Berdirinya hunian sementara (huntara) mandiri yang semula diperkirakan dapat meredam derita itu, justru menjadi awal kesengsaraan berikutnya bagi warga Tompe. Warga harus berhadapan dengan air pasang yang sudah terjadwal dua kali dalam sebulan.
Kondisi tersebut telah berlangsung sejak tiga tahun yang lalu. Ya, sejak bencana alam dahsyat itu terjadi, hingga saat ini.

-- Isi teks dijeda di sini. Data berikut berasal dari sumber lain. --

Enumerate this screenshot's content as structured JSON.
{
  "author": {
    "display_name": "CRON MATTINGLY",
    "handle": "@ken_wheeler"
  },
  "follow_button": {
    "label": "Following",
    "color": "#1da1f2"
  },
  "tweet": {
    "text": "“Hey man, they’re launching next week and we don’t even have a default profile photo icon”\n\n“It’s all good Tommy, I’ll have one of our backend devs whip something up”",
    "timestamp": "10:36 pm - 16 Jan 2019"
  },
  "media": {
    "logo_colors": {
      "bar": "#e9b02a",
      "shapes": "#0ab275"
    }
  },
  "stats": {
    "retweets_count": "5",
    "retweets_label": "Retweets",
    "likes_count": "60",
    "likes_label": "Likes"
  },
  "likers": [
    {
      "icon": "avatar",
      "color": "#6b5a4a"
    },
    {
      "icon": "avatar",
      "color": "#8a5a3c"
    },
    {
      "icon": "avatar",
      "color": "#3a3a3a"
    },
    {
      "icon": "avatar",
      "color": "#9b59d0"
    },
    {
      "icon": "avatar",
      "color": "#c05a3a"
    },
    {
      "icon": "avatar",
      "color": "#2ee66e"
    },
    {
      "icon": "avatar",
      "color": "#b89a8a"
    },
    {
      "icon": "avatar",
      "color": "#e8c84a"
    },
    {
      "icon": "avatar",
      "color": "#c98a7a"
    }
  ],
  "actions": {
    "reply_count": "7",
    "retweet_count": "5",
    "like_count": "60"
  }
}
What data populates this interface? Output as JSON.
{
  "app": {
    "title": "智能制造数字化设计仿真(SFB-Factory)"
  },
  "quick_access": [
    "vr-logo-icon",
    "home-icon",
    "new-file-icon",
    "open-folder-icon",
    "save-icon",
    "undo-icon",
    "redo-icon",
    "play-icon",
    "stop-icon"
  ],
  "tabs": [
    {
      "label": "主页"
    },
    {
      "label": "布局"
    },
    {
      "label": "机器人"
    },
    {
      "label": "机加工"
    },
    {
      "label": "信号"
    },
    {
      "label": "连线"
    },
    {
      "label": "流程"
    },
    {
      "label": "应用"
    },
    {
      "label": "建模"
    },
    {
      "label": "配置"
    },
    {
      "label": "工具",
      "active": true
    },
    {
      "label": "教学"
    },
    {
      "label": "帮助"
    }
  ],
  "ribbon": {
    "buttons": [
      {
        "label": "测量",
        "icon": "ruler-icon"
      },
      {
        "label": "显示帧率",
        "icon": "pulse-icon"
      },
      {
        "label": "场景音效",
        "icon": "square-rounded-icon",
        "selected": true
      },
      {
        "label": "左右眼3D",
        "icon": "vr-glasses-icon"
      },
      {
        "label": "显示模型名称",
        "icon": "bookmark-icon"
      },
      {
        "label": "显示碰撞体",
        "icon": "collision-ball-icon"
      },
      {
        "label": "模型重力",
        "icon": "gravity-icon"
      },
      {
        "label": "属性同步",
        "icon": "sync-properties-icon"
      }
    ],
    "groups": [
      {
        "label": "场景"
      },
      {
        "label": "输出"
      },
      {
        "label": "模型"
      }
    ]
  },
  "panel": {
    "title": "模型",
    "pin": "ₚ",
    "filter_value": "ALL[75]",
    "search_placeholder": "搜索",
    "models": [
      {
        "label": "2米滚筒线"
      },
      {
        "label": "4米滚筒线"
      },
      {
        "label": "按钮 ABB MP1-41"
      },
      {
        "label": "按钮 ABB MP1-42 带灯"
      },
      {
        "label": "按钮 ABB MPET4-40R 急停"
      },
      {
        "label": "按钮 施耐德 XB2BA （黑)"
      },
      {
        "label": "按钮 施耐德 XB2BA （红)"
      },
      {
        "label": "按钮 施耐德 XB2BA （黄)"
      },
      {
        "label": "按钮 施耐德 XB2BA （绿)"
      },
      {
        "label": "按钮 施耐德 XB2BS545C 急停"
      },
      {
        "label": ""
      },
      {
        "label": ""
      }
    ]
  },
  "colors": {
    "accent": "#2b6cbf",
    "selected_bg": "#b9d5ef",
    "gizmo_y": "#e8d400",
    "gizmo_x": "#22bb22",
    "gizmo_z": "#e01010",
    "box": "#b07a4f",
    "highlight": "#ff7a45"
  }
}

Berdiri sebagai penyintas bencana alam, Papa Wulan serta warga Tompe lainnya memang terbilang sangat tegar. Namun seperti apa jadinya, jika dua bencana sekaligus mengahantam dalam waktu yang bersamaan.
Meski tak separah di tahun sebelumnya, namun jarak setengah meter antara satu jemaah dengan jemaah lain saat melaksanakan shalat, sudah cukup menegaskan bahwa nyaris tak ada satupun manusia di bumi ini yang lolos dari intaian virus corona.
Ini adalah lebaran kali kedua lelaki paruh baya itu bersama keluarganya harus merasakan air asin sebatas betis orang dewasa, sekaligus dalam bayang-bayang ketakutan terhadap virus corona.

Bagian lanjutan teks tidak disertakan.